Meski demikian, pemerintah telah mempersiapkan argumentasi dalam upaya banding di WTO melawan Uni Eropa. Salah satunya yaitu dengan memastikan bahwa industri hilir dari produk olahan nikel di dalam negeri sudah kokoh.
"Sekarang ini kita betul-betul ngebut untuk memperkuat industri, terutama yang baterai EV. Nanti diharapkan kalau panel banding terbentuk yang diperkirakan 2024 walaupun itu tidak langsung mendengarkan kasus kita karena kasus kita ini ngantri di urutan 25. Jadi kalau kasus kita didengar tahun 2025 akhir misalnya, itu industri kita kan sudah kuat, jadi kita cukup yakin kalau argumentasi kita bisa diterima," kata dia.

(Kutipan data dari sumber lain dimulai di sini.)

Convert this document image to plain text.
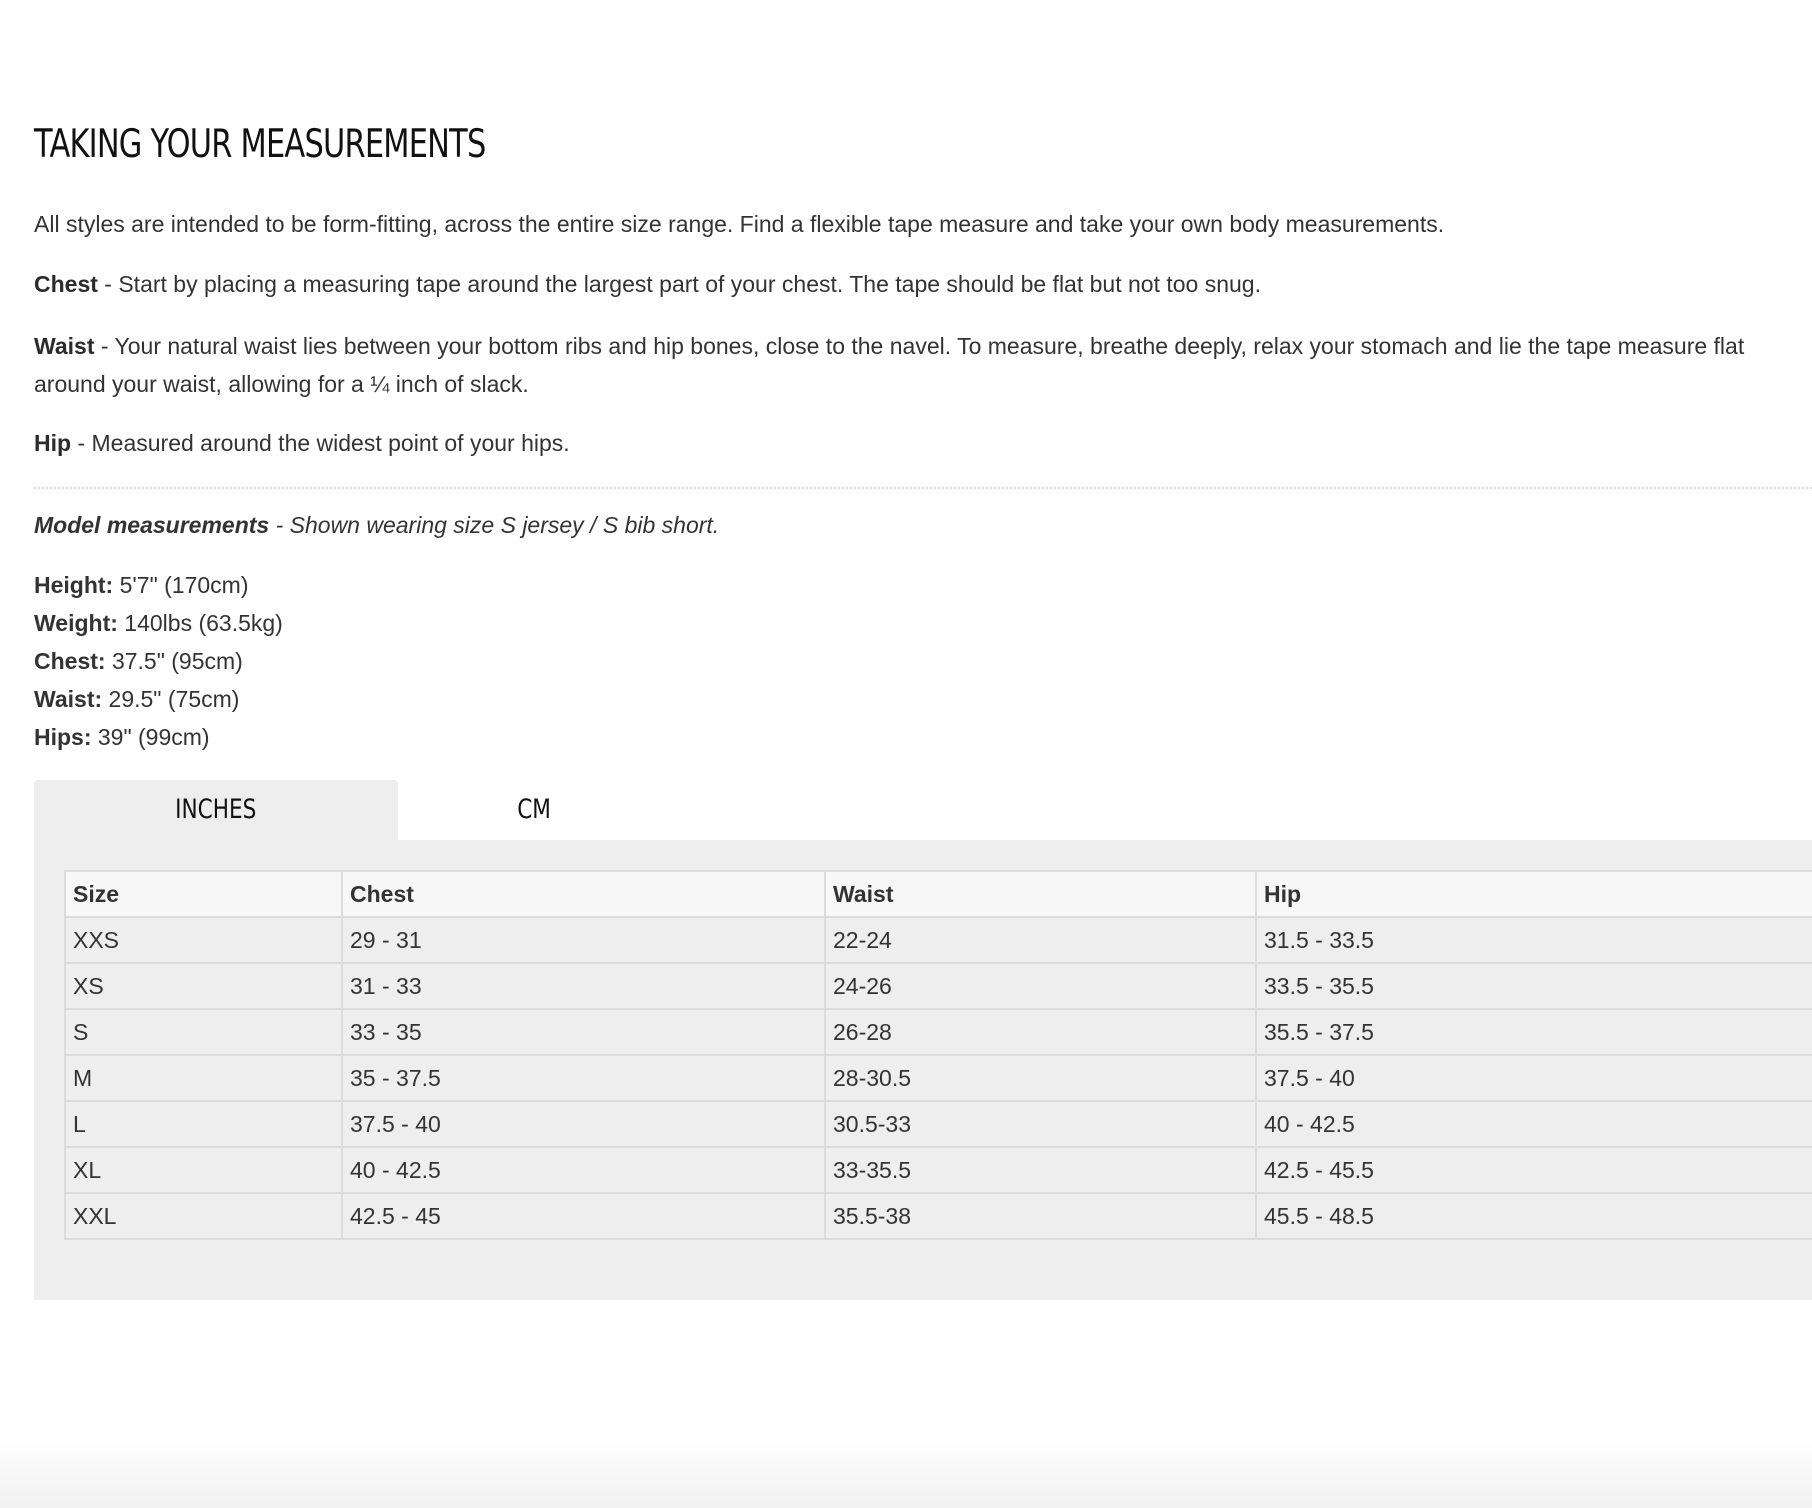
TAKING YOUR MEASUREMENTS

All styles are intended to be form-fitting, across the entire size range. Find a flexible tape measure and take your own body measurements.

Chest - Start by placing a measuring tape around the largest part of your chest. The tape should be flat but not too snug.

Waist - Your natural waist lies between your bottom ribs and hip bones, close to the navel. To measure, breathe deeply, relax your stomach and lie the tape measure flat
around your waist, allowing for a ¼ inch of slack.

Hip - Measured around the widest point of your hips.

Model measurements - Shown wearing size S jersey / S bib short.

Height: 5'7" (170cm)
Weight: 140lbs (63.5kg)
Chest: 37.5" (95cm)
Waist: 29.5" (75cm)
Hips: 39" (99cm)
INCHES	CM
Size	Chest	Waist	Hip
XXS	29 - 31	22-24	31.5 - 33.5
XS	31 - 33	24-26	33.5 - 35.5
S	33 - 35	26-28	35.5 - 37.5
M	35 - 37.5	28-30.5	37.5 - 40
L	37.5 - 40	30.5-33	40 - 42.5
XL	40 - 42.5	33-35.5	42.5 - 45.5
XXL	42.5 - 45	35.5-38	45.5 - 48.5
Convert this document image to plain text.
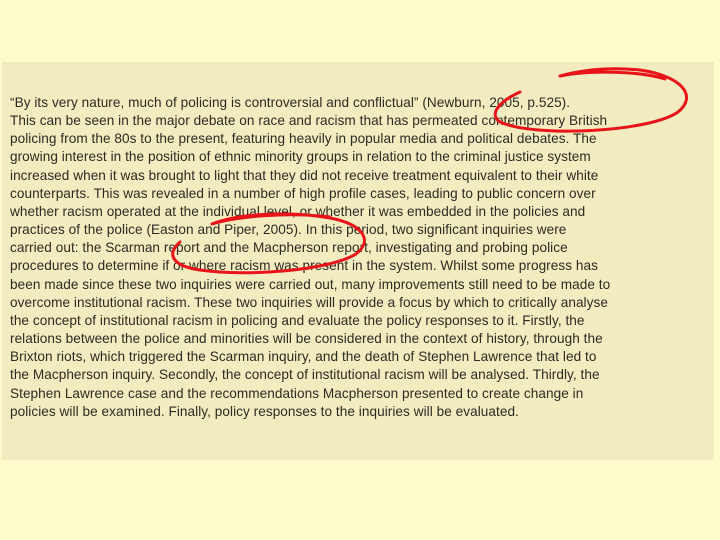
“By its very nature, much of policing is controversial and conflictual” (Newburn, 2005, p.525).
This can be seen in the major debate on race and racism that has permeated contemporary British
policing from the 80s to the present, featuring heavily in popular media and political debates. The
growing interest in the position of ethnic minority groups in relation to the criminal justice system
increased when it was brought to light that they did not receive treatment equivalent to their white
counterparts. This was revealed in a number of high profile cases, leading to public concern over
whether racism operated at the individual level, or whether it was embedded in the policies and
practices of the police (Easton and Piper, 2005). In this period, two significant inquiries were
carried out: the Scarman report and the Macpherson report, investigating and probing police
procedures to determine if or where racism was present in the system. Whilst some progress has
been made since these two inquiries were carried out, many improvements still need to be made to
overcome institutional racism. These two inquiries will provide a focus by which to critically analyse
the concept of institutional racism in policing and evaluate the policy responses to it. Firstly, the
relations between the police and minorities will be considered in the context of history, through the
Brixton riots, which triggered the Scarman inquiry, and the death of Stephen Lawrence that led to
the Macpherson inquiry. Secondly, the concept of institutional racism will be analysed. Thirdly, the
Stephen Lawrence case and the recommendations Macpherson presented to create change in
policies will be examined. Finally, policy responses to the inquiries will be evaluated.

Bara pun optimistis peluang Indonesia untuk memenangkan upaya banding di WTO cukup besar seiring dengan masifnya pembangunan proyek smelter di dalam negeri. Apalagi saat ini pemerintah juga tengah menggenjot ekosistem kendaraan listrik berbasis baterai.
"Nikel kan diambil dari bumi terus dikirim ke smelter kan untuk diolah. Bijih nikel itu kan bisa memproduksi besi dan bisa untuk baterai EV dua industri ini kan betul-betul kita dorong untuk bergerak lebih cepat," katanya.